Un conflitto di interesse che, secondo la Corte di appello di Firenze che aveva già rigettato l'opposizione di Gorgoni, sussisteva «in ragione della contrapposizione tra l'impegno incondizionato al riacquisto dei titoli assunto dalla Banca e l'interesse della stessa a che i sottoscrittori non si avvalessero della facoltà di disinvestimento, tenuto conto che l'istituto aveva necessità di non superare il limite di detenibilità dei titoli del 10% e che a tal fine aveva stipulato con la Banca IMI un accordo di riacquisto in caso di superamento della soglia del 9% a condizioni particolarmente onerose». Tale conflitto non era stato «portato a conoscenza della clientela» mentre «risultava provata l'adozione di una serie di iniziative aventi lo scopo di disincentivare la vendita dei titoli», essendo stati fissati target precisi per ciascuna filiale. Iniziative, prosegue la decisione, «idonee ad impedire agli operatori di agire in modo indipendente senza pregiudizio per i clienti».

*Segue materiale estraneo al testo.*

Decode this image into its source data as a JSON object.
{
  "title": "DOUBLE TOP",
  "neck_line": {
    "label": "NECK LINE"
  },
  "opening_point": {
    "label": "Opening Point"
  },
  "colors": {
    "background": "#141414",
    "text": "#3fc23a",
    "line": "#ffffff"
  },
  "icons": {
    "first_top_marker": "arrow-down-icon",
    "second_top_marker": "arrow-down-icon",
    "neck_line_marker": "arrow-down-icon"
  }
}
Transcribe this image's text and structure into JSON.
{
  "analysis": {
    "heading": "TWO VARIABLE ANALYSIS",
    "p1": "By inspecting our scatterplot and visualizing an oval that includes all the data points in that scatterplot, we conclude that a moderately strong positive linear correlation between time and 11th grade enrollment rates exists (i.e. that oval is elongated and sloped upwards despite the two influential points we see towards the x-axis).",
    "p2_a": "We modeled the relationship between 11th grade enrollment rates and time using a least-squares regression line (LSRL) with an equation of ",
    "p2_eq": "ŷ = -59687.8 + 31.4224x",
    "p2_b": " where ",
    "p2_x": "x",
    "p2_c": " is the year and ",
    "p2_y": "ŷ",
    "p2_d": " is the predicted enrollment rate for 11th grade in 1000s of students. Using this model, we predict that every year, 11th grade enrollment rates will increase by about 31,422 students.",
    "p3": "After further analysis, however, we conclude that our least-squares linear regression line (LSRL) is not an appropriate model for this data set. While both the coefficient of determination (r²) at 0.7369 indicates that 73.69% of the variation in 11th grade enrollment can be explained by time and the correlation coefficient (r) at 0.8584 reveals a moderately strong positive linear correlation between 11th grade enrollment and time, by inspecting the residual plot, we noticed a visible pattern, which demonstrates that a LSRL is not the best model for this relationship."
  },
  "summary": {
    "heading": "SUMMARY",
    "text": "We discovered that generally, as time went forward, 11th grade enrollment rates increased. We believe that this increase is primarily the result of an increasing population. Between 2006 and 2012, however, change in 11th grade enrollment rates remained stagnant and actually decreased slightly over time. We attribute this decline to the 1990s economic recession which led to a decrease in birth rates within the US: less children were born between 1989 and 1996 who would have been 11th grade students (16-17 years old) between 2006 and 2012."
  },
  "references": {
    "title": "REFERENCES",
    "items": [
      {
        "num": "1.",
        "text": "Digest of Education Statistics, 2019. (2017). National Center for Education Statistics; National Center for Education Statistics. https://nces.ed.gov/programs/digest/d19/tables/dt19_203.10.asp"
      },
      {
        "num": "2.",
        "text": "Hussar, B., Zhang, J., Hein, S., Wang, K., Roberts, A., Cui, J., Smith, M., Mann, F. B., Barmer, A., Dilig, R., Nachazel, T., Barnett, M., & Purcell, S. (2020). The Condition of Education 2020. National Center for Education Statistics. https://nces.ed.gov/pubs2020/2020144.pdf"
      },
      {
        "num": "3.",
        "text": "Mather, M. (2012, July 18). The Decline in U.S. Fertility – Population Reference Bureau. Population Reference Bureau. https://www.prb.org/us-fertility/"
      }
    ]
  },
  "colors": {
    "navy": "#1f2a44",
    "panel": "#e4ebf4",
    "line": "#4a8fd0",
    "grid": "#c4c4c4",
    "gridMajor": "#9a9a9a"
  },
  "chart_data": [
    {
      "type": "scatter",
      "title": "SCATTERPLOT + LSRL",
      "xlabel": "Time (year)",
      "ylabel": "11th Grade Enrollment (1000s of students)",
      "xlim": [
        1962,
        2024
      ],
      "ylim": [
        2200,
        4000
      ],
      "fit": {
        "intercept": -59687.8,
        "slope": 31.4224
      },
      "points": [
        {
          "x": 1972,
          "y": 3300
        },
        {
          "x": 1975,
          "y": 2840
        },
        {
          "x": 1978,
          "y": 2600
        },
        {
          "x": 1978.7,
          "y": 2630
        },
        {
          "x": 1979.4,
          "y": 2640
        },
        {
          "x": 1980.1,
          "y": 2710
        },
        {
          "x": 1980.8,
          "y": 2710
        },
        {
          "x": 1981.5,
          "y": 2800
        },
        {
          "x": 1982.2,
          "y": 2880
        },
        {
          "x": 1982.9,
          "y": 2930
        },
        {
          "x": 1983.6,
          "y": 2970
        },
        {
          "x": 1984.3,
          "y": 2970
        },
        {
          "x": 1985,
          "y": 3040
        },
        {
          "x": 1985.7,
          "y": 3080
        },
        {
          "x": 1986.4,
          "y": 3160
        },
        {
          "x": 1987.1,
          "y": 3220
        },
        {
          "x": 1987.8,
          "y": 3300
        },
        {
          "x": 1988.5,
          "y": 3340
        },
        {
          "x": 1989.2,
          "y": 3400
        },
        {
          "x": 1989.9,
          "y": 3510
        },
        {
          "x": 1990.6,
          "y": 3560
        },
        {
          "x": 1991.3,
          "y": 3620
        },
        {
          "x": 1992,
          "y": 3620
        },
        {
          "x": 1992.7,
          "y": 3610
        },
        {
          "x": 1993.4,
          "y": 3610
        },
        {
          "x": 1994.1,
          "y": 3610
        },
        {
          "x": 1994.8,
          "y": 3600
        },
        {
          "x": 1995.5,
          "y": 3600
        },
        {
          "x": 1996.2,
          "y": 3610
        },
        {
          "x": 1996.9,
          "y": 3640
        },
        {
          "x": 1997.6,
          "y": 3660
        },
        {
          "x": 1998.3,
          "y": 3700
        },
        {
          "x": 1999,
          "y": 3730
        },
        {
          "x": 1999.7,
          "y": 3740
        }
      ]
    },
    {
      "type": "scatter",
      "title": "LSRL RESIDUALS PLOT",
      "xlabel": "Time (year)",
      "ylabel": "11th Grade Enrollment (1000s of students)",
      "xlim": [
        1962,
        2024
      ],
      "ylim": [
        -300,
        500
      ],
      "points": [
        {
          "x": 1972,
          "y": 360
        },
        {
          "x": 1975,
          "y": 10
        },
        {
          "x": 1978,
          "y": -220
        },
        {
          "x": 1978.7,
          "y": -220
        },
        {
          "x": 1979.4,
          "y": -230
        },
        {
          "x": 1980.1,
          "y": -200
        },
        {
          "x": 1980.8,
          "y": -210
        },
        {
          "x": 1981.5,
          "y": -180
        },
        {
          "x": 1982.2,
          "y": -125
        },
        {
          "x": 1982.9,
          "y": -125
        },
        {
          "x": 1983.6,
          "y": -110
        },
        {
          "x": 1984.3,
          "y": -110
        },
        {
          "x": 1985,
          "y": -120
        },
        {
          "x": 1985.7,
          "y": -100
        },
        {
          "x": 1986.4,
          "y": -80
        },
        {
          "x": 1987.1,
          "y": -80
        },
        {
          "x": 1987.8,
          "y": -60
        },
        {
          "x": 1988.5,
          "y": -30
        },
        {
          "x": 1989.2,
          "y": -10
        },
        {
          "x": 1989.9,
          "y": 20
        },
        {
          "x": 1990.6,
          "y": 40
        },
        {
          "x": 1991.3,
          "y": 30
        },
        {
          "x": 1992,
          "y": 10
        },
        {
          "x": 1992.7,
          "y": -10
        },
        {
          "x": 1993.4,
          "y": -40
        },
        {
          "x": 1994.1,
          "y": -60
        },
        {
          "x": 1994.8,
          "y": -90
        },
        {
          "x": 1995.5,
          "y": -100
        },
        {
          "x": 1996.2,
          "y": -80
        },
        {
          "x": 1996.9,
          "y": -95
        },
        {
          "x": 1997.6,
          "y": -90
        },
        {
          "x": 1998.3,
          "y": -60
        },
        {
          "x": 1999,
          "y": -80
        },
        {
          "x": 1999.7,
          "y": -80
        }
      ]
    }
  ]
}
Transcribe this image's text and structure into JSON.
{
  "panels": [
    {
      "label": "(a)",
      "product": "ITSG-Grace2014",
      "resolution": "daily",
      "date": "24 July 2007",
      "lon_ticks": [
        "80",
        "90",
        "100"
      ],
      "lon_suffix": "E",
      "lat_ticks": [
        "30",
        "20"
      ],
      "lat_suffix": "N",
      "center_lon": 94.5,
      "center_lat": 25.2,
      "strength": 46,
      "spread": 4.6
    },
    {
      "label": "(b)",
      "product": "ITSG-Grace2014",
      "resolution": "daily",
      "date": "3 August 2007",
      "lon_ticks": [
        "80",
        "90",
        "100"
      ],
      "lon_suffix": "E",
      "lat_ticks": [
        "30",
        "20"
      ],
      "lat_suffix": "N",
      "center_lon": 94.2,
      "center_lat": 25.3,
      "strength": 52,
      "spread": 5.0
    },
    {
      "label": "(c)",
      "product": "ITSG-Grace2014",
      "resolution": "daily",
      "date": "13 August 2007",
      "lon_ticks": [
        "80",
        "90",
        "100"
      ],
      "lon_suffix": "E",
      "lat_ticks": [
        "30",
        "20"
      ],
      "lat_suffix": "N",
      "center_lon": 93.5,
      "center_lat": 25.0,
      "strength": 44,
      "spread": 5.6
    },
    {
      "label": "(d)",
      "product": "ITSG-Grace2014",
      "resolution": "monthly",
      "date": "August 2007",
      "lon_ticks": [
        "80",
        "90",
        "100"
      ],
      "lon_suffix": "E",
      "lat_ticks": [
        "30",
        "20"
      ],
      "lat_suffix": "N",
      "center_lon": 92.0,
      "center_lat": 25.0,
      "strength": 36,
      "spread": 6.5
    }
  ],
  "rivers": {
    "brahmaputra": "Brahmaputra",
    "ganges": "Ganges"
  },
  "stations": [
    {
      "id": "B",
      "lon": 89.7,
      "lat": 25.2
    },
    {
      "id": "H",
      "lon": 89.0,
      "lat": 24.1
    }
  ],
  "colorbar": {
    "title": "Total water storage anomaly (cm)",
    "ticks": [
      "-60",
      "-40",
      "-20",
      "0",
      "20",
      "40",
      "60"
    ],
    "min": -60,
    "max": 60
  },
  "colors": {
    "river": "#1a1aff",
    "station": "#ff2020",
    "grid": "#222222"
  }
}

Tornando invece al primo gruppo di manager, la Cassazione ha confermato la sanzione perché la banca «non si era dotata di una procedura per il pricing dei prodotti emessi dal gruppo oggettiva, coerente e stabile nel tempo, concedendo così alle strutture deputate ampi margini di discrezionalità nella scelta delle metodologie da utilizzare e creando i presupposti per la realizzazione di condotte non corrette, favorite dall'assenza dei necessari vincoli e di idonei presidi di controllo». In tutti i casi infatti la Banca aveva adottato modifiche della «profilatura dei prodotti e dei clienti» che «non corrispondevano a protocolli generali e obiettivi, ma avevano carattere discrezionale e strumentale al solo fine di agevolare la collocazione dei titoli sul mercato».

In particolare, la Banca aveva adottato una nuova metodologia con l'effetto di «ridurre il livello di rischio associato ai prodotti della banca e quindi di allargare la platea dei clienti potenzialmente adeguati all'acquisto». I titoli erano così stati classificati in classi inferiori a F4 «a fronte di un profilo assegnato dalla procedura formalmente vigente pari a F4-F5». Al punto che nel maggio 2012 «il 98% dei titoli avrebbe dovuto essere classificato nelle classi F4-F5 mentre, per via delle suddette modifiche, l'88% era stato mantenuto nelle classi F1-F2». (Leandro Polidori, Responsabile compliance, condannato a 90 mila euro, ha invece rinunciato al ricorso).